« Ce sont souvent ceux qui détruisent avec le plus grand acharnement qui finissent finalement par préserver les valeurs. Ce n’est pas que les gens réalisent leur crime et reviennent en arrière. Diego de Landa a brûlé les livres mayas et a regretté, mais c’était déjà trop tard.
Peut-être que la malveillance sans remords est plus créative…
Les pères de l’Église ont conservé les informations sur les Tondrakiens, eux qui ordonnaient de les marquer du sceau du renard.

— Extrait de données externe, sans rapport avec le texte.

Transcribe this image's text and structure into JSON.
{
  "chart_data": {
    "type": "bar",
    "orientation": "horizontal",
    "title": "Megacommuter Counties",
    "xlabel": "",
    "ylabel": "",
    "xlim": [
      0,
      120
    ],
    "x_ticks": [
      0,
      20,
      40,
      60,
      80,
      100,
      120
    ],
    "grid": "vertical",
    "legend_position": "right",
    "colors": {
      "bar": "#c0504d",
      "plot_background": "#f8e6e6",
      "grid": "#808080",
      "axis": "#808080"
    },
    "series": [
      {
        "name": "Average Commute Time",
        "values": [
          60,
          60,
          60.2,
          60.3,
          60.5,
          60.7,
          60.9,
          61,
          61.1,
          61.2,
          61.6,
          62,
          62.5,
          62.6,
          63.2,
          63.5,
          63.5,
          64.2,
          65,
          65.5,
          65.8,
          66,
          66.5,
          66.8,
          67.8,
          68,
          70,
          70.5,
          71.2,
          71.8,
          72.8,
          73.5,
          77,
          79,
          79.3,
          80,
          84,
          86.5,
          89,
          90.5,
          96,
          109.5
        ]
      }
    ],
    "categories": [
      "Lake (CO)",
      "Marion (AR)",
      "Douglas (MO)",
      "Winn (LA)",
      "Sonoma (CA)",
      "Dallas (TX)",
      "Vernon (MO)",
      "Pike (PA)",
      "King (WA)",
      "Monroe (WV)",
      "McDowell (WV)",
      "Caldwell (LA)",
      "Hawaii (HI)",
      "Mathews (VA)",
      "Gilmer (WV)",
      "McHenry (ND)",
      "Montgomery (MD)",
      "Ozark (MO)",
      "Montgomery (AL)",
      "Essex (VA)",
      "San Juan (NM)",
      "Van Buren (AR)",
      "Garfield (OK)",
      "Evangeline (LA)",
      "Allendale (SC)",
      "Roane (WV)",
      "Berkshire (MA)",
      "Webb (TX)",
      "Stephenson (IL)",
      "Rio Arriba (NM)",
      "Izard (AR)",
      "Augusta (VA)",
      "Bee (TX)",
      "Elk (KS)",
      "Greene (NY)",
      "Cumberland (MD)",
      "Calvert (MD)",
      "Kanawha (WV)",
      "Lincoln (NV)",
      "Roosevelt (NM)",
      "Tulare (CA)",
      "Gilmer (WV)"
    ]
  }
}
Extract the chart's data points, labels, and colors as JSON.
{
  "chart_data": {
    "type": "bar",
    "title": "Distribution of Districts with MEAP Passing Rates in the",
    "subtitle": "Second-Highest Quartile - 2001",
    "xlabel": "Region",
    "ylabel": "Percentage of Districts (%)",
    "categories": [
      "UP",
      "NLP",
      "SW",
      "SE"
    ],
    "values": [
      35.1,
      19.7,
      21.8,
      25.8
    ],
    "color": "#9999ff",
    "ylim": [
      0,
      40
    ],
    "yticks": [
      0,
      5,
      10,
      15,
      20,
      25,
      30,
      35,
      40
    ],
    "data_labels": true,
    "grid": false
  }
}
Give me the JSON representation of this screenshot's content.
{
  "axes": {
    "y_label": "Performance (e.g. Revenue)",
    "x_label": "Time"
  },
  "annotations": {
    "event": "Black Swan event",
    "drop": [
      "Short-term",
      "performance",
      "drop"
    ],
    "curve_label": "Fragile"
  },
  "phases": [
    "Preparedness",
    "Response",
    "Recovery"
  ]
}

Aristakès Lastivertsi parle d’eux avec amertume dans son Histoire et qualifie leur mouvement de « peste dévorante ». Il cite Smbat Zarehavantsi comme un criminel, et aujourd’hui, notre poésie lui a érigé un monument.
Eznik de Kolb a écrit La Réfutation des sectes pour condamner les hérésies, mais ce faisant, il les a préservées dans l’histoire.
Hovhannès de Mayrivank, dans ses sermons, rejetait l’ancien théâtre arménien comme « l’art du diable », et par là, il a confirmé son existence antique.
Il y a une certaine maladresse dans ces crimes de l’histoire.
Il est presque toujours possible de retrouver l’identité de la victime.
Le Luminator a également détruit les temples païens arméniens, anéanti tout un culte, brisé les statues des dieux et ordonné que leurs noms soient effacés, mais c’est ainsi qu’il les a préservés.
Agathangeghos voulait montrer les « grandes actions » du Luminator et a, par là, laissé des informations précieuses sur le panthéon arménien. »
(Extrait du livre Maštoc d’Artaches Martirosyan)
« Dans la littérature médiévale, on trouve des références aux Arévordiner, qui, selon les termes de Nersès Chnorhali, ‘sont de l’ethnie et de la langue des Arméniens’ – ‘car, par la nation et la langue, ils sont issus de la lignée des Arméniens’ (Lettres universelles).
Grigor Magistros, qui menait la lutte contre les ‘hérétiques Tondrakiens’ dans la région de Manazkert (en Mésopotamie), les décrit comme suit : ‘Des adorateurs du Soleil, appelés Arévordiner (les Fils du Soleil).’
Nersès Chnorhali donnait la directive suivante : ‘Lettre depuis Samostia, à propos de la conversion des Arévordiner.’
Le soleil, que ces hérétiques vénèrent, et pour lequel ils sont appelés ‘Fils du Soleil’, ne doit pas être considéré comme autre chose qu’une lampe du monde, créée par Dieu, à l’instar de la lune et des étoiles, pour n’être qu’un simple luminaire.
Il ne faut pas honorer davantage le peuplier que le saule, le chêne ou les autres arbres. »
« Un manuscrit en parchemin évoque les anciens Arévordiner, installés sur le plateau de la rive gauche de l’Araxe. Cette région s’appelait Arévik.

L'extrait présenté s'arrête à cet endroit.